The train, a TER regional push-me-pull-you, was high on style and low on practicality. For carriages that large there were astonishingly few seats. Add to this the fact that the average train traveller down these parts would rather lick a dead rat than stand for even part of their journey, you wonder who researched the logistics of these things. People squashed and huddled themselves together where it would surely have been more comfortable to be suspended out of a window by their ankles. Personally, I'd rather stand and have a bit of elbow room than get intimate with a home-travelling student with a bag full of dirty washing.
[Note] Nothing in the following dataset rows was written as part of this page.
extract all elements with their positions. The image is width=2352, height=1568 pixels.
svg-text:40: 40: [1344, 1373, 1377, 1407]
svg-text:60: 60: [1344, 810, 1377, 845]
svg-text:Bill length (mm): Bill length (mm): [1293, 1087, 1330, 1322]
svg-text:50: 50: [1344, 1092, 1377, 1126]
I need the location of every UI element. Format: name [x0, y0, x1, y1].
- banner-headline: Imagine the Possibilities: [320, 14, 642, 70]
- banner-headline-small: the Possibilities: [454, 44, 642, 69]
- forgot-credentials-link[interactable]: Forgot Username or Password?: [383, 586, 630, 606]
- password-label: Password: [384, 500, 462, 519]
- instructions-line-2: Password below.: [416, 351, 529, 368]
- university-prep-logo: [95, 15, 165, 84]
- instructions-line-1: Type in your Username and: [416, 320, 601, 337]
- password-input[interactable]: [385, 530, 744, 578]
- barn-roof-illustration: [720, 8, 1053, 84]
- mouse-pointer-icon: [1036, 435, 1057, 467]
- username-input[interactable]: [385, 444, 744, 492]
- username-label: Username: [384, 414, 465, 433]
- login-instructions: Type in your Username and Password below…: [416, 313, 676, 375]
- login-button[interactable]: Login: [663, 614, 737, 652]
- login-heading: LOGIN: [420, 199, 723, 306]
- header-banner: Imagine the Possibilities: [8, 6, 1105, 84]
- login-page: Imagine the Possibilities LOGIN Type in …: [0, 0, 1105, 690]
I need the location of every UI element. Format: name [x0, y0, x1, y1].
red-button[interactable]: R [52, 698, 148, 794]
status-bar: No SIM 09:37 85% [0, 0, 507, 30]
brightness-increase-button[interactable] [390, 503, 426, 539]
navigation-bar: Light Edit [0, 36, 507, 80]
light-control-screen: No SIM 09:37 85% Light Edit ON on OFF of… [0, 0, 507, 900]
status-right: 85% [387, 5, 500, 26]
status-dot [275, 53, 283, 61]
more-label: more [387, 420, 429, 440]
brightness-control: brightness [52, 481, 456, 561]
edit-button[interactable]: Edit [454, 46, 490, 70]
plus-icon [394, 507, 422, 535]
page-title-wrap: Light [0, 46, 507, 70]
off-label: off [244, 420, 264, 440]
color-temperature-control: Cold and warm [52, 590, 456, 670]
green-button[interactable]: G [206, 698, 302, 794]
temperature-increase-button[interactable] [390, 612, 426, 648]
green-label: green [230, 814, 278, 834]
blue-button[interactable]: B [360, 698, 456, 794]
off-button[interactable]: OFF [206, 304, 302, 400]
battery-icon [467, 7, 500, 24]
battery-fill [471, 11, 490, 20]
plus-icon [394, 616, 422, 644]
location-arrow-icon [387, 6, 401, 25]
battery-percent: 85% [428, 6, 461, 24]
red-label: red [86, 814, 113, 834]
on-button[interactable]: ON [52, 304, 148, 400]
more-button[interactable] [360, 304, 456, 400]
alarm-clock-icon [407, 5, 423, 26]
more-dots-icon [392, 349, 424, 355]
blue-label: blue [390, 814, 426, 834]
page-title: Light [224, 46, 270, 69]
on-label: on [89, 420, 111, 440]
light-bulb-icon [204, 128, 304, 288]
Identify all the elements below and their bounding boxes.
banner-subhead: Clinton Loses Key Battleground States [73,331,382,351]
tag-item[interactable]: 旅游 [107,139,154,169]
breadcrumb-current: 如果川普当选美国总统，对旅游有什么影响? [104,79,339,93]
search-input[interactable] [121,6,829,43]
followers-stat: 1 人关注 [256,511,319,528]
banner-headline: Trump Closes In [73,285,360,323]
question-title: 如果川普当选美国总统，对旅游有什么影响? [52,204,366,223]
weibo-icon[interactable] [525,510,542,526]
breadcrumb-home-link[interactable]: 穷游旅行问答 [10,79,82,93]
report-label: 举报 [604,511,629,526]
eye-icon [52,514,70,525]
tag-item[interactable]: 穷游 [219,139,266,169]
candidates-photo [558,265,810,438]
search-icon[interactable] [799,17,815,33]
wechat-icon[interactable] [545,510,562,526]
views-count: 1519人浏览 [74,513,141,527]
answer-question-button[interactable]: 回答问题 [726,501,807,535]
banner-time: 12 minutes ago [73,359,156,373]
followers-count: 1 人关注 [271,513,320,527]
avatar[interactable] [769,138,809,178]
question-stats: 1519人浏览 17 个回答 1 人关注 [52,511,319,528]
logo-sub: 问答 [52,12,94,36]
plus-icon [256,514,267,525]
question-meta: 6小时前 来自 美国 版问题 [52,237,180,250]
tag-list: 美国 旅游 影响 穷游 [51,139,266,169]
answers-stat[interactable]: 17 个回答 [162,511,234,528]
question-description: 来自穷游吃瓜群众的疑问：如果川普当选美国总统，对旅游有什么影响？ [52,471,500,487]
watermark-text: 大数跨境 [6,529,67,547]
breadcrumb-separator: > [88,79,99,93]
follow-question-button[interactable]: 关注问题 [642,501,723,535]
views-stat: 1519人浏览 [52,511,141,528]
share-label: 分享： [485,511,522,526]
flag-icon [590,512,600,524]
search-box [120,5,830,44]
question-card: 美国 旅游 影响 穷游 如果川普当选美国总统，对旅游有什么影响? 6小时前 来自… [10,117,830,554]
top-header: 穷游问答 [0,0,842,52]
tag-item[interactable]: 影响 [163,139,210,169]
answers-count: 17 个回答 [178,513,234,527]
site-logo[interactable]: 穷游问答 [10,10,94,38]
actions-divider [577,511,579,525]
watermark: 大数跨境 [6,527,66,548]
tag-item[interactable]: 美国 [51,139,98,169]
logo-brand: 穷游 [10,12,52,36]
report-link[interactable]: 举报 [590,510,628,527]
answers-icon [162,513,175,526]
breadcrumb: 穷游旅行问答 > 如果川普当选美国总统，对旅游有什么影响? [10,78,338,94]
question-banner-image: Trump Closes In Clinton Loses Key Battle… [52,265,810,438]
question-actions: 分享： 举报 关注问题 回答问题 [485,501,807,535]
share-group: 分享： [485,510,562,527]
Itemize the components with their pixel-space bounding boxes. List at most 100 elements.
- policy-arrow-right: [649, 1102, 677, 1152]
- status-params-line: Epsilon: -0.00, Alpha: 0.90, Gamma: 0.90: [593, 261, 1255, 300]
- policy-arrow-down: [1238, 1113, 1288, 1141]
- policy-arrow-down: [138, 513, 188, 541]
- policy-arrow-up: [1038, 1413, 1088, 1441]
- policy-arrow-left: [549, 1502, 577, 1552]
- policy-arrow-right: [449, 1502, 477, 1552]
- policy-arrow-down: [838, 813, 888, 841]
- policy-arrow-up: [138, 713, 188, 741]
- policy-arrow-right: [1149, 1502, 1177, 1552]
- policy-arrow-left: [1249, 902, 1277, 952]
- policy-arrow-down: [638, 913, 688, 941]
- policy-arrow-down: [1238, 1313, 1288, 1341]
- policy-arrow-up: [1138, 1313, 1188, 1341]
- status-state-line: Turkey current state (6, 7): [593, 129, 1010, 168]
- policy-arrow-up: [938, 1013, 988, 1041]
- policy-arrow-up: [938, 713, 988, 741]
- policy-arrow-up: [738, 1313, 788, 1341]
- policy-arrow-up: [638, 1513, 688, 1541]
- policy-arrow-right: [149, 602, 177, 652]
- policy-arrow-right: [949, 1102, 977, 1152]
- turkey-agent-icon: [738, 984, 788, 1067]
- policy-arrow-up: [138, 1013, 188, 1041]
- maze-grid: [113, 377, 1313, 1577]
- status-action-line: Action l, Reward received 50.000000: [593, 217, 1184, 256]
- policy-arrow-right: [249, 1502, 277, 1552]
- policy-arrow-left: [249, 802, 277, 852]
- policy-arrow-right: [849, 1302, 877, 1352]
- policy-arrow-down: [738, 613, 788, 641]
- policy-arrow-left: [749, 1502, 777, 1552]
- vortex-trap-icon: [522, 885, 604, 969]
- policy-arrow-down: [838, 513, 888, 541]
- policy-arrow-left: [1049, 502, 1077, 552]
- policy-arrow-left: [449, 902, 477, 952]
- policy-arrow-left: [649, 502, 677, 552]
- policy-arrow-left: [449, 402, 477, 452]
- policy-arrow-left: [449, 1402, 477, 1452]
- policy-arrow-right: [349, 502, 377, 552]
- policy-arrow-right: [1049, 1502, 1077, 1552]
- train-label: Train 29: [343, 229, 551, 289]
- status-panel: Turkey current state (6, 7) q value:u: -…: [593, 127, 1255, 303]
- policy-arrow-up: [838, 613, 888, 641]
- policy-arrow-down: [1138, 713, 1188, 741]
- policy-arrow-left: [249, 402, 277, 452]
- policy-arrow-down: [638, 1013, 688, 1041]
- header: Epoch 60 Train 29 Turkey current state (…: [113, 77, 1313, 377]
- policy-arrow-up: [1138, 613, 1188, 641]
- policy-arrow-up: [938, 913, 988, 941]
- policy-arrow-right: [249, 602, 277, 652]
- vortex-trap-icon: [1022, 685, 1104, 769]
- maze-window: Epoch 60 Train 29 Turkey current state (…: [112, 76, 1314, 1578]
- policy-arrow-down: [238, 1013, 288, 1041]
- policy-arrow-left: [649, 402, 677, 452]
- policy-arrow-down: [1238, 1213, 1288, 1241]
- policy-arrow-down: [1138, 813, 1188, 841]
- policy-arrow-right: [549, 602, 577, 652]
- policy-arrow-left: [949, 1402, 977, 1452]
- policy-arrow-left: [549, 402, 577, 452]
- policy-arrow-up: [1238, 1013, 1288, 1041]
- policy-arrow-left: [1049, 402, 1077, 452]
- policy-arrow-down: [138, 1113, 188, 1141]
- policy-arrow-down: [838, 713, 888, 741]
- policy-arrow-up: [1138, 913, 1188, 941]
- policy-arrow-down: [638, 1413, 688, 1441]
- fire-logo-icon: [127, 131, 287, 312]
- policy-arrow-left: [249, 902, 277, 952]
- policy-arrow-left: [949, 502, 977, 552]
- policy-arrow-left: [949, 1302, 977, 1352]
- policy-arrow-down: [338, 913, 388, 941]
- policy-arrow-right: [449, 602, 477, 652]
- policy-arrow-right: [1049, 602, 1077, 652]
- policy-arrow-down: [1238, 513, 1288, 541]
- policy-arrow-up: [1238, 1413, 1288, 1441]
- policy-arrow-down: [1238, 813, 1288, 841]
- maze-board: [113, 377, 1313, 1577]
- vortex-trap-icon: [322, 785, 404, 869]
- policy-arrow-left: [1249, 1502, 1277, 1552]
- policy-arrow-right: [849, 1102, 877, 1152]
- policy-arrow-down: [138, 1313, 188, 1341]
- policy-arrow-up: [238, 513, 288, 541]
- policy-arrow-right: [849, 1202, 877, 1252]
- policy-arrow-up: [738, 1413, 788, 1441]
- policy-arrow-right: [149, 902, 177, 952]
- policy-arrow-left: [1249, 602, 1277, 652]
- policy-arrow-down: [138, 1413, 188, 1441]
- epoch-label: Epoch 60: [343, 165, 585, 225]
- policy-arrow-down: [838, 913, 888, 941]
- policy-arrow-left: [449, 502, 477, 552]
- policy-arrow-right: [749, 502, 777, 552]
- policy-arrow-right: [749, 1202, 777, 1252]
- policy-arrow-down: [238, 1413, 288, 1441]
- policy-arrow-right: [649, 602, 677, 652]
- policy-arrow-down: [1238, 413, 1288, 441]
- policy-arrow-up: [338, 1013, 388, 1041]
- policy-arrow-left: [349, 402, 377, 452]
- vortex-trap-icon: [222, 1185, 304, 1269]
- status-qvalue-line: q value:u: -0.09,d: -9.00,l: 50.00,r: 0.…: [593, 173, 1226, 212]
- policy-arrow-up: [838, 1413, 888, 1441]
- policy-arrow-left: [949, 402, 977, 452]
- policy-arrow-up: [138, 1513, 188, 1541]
The Fingernails were exhausted after all the walking, climbing and travelling and fell asleep almost immediately their heads hit the pillows. Mrs. F has also taken off and turned the light out, rather scotching my hopes of getting through another thirty-odd pages of Martin Amis tonight, but there you go. It's the internet or sleep for me, now.

Thursday, 10 April 2008

Why Buy?

One of the joys of not owning a car is being able to spend hours on the internet, searching for 'deals' which may or may not bear some resemblance to the price you paid the last time you wanted a temporary conveyance smelling of pine and new plastic. Living in the centre of town we've opted for the 'let's rent one when we really need one' school of thought and up till now it's done us proud. That way, we get to test drive a regular variety of the industry's finest smaller offerings in readiness for the day when we may actually get one of our own. The difference in the prices offered are extraordinary and unearthing a bargain becomes almost a pre-bedtime mania. Until it gets so bloody boring that you just want to hurl your computer through the nearest window before going off to do something mildly more interesting, like reading 'Hansard'.

Still, the car search means one thing, and one thing only: we're getting ready to travel, get some fresh input in our daily lives, catch up with relatives and eat motorway food. Germany has a novel system in place in motorway service areas: you pay 50 cents for the use of spotless loos and receive a coupon to that value which you can then redeem for goods and services in the rest of the complex. It's a decent, if somewhat macabre idea: "Here, my two craps and a pee for that bottle of apple juice and a Mars Bar". In handing over your coupons you basically inform the cashier that you have evacuated your bowels and/or bladder not fifty feet from where you're now getting a newspaper and a sandwich. I prefer to keep that kind of information to myself when out and about, but, financially speaking, those bodily functions add up.

Sorry to have mentioned that, but the Fingernails have been perfecting their Jackson Pollock tributes, again. It's gastro-bug time in this fair southern city and our two haven't been spared. Nor have the duvets, sheets or pyjamas for that matter. Nonetheless, they're over the worst and our washing machine hasn't yet stormed out in disgust, so we can consider ourselves lucky.

Tuesday, 1 April 2008

Late, again.

One of the purposes of blogs appears to be that of wanting to inform a hopefully large readership that the writer has nothing of any interest to say and it is in this proud spirit, dear online diary, that I am blogging tonight. My team have beaten AS Roma 2-0 away from home in the Champions' League, I've received a few nice e-mails from friends and that is basically it. Nothing is left of today except the prospect of my very comfortable bed with, I hope, a pretty interesting dream to follow.

We have very nice neighbours one floor below. Their only drawback is that they possess neither the intelligence nor the wherewithal to recycle. Where we live, this means walking fifty yards to a set of special bins, but this appears to be beyond them. They produce more waste than China and India combined and our bin fills up quicker than a glass dipped in the bath. I try not to get angry about it, telling myself I did the same at their age, but that was in an era and a country which shunned the idea of re-using anything. And no, it wasn't the USA: Highgate, N6 didn't have one recycling bin to its name in 1996.

Enough of this drivel. I'm off to bed.